Monday, November 26, 2007

one day and counting the hours

actually, i am trying to distract myself as much as possible. the turnip almost feels leaden in my breast now, like it is getting heavier by the day and more solid. i can feel it has grown larger these past few weeks. now, the tumor knows the countdown to excision is now within 24 hours. it is about to be forcibly removed...

today i will meet with dr. naik for the last time before we see each other in the operating room. so she can address my final concerns and questions. i need to make clear what i want to happen, what margin of safety to cut away. strange to think about the margin, the padding around the tumor as the thing that doesn't protect, but instead puts me in line for another tumor. those margins need to be cut out to protect me. i usually think of cocoons being protective, but in this case, the naked empty space is the best insurance against another recurrence. those margins protect only the turnip.

this afternoon i will see my reiki healer for a session. to clear my body energetically and hopefully, to help the body release the turnip and whatever emotional junk is attached.
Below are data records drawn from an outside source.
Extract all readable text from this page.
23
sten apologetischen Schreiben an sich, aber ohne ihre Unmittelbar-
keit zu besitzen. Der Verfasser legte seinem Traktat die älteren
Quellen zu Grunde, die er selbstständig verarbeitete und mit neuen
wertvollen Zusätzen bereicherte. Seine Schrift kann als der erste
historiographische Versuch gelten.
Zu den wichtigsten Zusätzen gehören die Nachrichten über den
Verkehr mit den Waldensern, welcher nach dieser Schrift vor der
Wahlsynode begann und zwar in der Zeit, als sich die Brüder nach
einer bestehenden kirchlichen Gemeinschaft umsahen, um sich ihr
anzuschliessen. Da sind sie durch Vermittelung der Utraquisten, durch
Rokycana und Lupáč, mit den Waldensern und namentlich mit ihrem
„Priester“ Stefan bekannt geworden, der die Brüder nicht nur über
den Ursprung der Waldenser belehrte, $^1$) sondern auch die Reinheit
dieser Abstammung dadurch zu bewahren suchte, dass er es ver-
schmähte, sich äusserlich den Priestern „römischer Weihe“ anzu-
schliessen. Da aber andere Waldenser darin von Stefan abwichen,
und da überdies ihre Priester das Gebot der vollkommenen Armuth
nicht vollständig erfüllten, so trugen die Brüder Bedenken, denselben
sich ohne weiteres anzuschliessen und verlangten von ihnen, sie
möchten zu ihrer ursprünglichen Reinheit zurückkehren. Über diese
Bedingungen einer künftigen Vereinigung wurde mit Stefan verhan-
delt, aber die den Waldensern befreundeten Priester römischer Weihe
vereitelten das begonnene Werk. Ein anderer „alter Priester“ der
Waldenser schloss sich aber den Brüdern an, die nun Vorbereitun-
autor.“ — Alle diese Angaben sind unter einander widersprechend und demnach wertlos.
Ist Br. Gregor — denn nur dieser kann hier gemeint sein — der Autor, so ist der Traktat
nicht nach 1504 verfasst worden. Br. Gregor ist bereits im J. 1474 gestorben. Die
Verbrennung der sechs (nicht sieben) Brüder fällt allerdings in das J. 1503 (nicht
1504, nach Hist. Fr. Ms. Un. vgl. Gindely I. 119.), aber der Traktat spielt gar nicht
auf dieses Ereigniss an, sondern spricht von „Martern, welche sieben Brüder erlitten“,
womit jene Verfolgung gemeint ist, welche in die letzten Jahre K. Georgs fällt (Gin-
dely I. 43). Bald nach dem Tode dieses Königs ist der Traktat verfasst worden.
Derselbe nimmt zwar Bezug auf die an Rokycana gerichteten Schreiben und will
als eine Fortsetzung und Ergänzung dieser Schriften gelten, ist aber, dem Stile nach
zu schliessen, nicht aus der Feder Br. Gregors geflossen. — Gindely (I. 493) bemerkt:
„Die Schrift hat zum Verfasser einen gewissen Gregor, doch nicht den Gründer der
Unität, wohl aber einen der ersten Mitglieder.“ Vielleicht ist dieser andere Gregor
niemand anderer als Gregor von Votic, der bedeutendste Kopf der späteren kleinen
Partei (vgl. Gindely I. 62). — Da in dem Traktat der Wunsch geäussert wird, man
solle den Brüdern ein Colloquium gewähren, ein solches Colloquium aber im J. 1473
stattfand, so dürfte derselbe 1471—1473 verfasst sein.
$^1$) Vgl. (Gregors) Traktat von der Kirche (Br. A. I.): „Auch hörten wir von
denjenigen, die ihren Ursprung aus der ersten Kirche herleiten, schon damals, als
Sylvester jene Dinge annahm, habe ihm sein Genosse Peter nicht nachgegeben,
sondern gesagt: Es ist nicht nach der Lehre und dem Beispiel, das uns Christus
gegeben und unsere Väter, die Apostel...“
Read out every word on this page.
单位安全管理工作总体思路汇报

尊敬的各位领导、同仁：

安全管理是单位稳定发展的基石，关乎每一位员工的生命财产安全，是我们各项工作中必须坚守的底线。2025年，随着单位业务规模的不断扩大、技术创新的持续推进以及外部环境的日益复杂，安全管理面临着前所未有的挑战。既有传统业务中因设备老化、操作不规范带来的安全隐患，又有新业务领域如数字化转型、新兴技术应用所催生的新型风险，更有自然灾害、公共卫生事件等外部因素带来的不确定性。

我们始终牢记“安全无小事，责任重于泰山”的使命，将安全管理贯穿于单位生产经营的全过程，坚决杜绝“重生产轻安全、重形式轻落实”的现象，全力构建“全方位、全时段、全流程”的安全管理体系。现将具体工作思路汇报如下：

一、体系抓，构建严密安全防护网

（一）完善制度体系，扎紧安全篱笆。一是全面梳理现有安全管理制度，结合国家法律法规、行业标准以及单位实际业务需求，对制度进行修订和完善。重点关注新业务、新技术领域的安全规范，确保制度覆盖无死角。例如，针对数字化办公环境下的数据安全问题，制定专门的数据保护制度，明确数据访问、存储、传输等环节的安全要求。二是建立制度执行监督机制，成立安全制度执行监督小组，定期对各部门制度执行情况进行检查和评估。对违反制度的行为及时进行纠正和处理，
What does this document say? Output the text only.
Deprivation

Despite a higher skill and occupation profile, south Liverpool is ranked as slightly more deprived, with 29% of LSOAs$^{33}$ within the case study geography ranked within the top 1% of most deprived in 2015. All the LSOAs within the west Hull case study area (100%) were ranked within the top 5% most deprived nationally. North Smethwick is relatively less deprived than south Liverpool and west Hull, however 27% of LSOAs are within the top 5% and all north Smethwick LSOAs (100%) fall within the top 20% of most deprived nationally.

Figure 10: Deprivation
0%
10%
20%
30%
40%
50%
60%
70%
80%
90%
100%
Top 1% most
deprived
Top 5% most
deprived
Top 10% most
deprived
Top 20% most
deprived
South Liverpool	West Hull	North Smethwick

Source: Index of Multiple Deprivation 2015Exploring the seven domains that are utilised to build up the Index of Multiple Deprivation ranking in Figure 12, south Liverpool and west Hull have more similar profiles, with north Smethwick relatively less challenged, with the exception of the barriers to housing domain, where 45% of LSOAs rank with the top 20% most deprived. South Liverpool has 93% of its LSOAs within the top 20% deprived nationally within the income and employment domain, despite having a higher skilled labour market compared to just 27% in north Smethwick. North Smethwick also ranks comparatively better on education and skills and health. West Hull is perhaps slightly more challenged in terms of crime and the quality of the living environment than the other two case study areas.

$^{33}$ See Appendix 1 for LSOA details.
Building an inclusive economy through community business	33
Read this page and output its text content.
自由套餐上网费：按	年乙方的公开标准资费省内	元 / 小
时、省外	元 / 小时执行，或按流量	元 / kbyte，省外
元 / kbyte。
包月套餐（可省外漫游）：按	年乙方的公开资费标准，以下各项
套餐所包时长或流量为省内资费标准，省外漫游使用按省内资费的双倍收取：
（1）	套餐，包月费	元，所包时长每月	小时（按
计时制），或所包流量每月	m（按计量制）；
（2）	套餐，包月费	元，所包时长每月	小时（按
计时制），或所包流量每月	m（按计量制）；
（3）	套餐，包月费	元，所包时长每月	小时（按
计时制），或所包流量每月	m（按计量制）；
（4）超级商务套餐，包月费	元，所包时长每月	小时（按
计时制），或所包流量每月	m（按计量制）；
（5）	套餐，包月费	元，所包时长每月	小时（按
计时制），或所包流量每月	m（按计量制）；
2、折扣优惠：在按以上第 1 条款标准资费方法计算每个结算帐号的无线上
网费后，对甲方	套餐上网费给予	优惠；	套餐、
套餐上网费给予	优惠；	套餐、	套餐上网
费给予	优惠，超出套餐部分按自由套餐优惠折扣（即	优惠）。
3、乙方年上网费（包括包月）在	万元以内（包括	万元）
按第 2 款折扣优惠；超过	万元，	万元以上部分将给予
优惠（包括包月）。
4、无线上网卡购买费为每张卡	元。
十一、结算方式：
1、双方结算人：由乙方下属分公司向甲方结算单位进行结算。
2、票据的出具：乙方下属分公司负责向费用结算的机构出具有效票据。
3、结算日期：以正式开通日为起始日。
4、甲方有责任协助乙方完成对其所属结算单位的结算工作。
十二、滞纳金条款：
i believe all our cells have a memory.

my sweet mom arrived yesterday evening, after many hours in airports and planes. she emerged from the busiest air travel day of the year still cheerful, hungry for middle eastern food and full of hugs for me. what a great blessing it is to have her with me this week. after a couple of days at home after surgery, mom is taking me over to a cottage at the oregon coast. a little place right on the beach, so even if it's rainy and cold i can curl up in front of the fireplace and watch the wind and waves from the huge picture windows. being next to the ocean is the most healing place possible for me and my mom loves it as well. being there together will be a wonderful treat for both of us. i feel so loved that my mom arranged everything so perfectly for this week.

the universe is looking out for me in small ways as well. i went to a party on saturday night (quite an accomplishment, just getting out of the house) and won first prize in the raffle, a $40 gift certificate to clinton st. video, which just happens to be the one very close to my apartment! seeing as i am going to be spending some down time this week and watching movies, the prize could not have been more perfect! that's enough to rent 20 movies...i already know i want to get
auntie mame again to watch with my mom. the famous line from that film is: "life is a banquet and most poor suckers are starving to death!"

i feel like there is 6,000 things to do today and i's sure that before i know it, we will be sitting down to my last supper. then hours of no food and no drink.

tomorrow at 10 am, this waiting ends.

5 comments:

salmonpoetry said...

oh Tay, good luck with the surgery tomorrow. despite the stress of the impending operation, you sound good here, and your mom and a retreat at the beach sounds like the best recuperation possible. i'm glad that you are in good hands, literally with your surgeon, and that you will be free of the turnip in just another day!
rest, relax, be at peace, you will be in my thoughts. of course, let me know if you need anything, big or small.

Tay said...

thank-you Lisa...your support is so appreciated! Just having my Mom here has made me feel like I can put down some of what I have been holding.

Natalia Kay said...

darling,
don't know if you will get this before you go to the hospital tomorrow, but i want to let you know that you are in my thoughts and will be so tomorrow as well. i'll be lighting a candle for you, just to help hold the space for you, and sending tons of blessings and love your way.
too, if there is anything i can do, just let me know. i'd be happy to deliver you a meal, veg out with you and a movie, take mia for a walk, whatever you need. i might be employed soon enough (we'll see....) but until then, i've got lots of time and would love to help you out in any way i can.
much much love to you. xo

Designer Streaks said...

Hey Tay,

Wish you all the best......all our prayers are with you, so dont worry......everything will be ok.....

ng said...

Some movie recommendation for your recovery:
1) Anne of Green Gables (and the Sequel)-1985 and 1987; shot in Nova Scotia. Fun, innocent, romantic, and beatiful.
2) Flight of Dragons- 1982; animated, science vs magic and fun.
3) Strictly Ballroom- 1992; Australian, good for when you want to laugh out loud.
4) Afterlife-2003; Japanese, simple and sweet and thoughtful (not morbid like the name may imply).
5) The Princess Bride- just a classic!

Enjoy the coast and take care of yourself.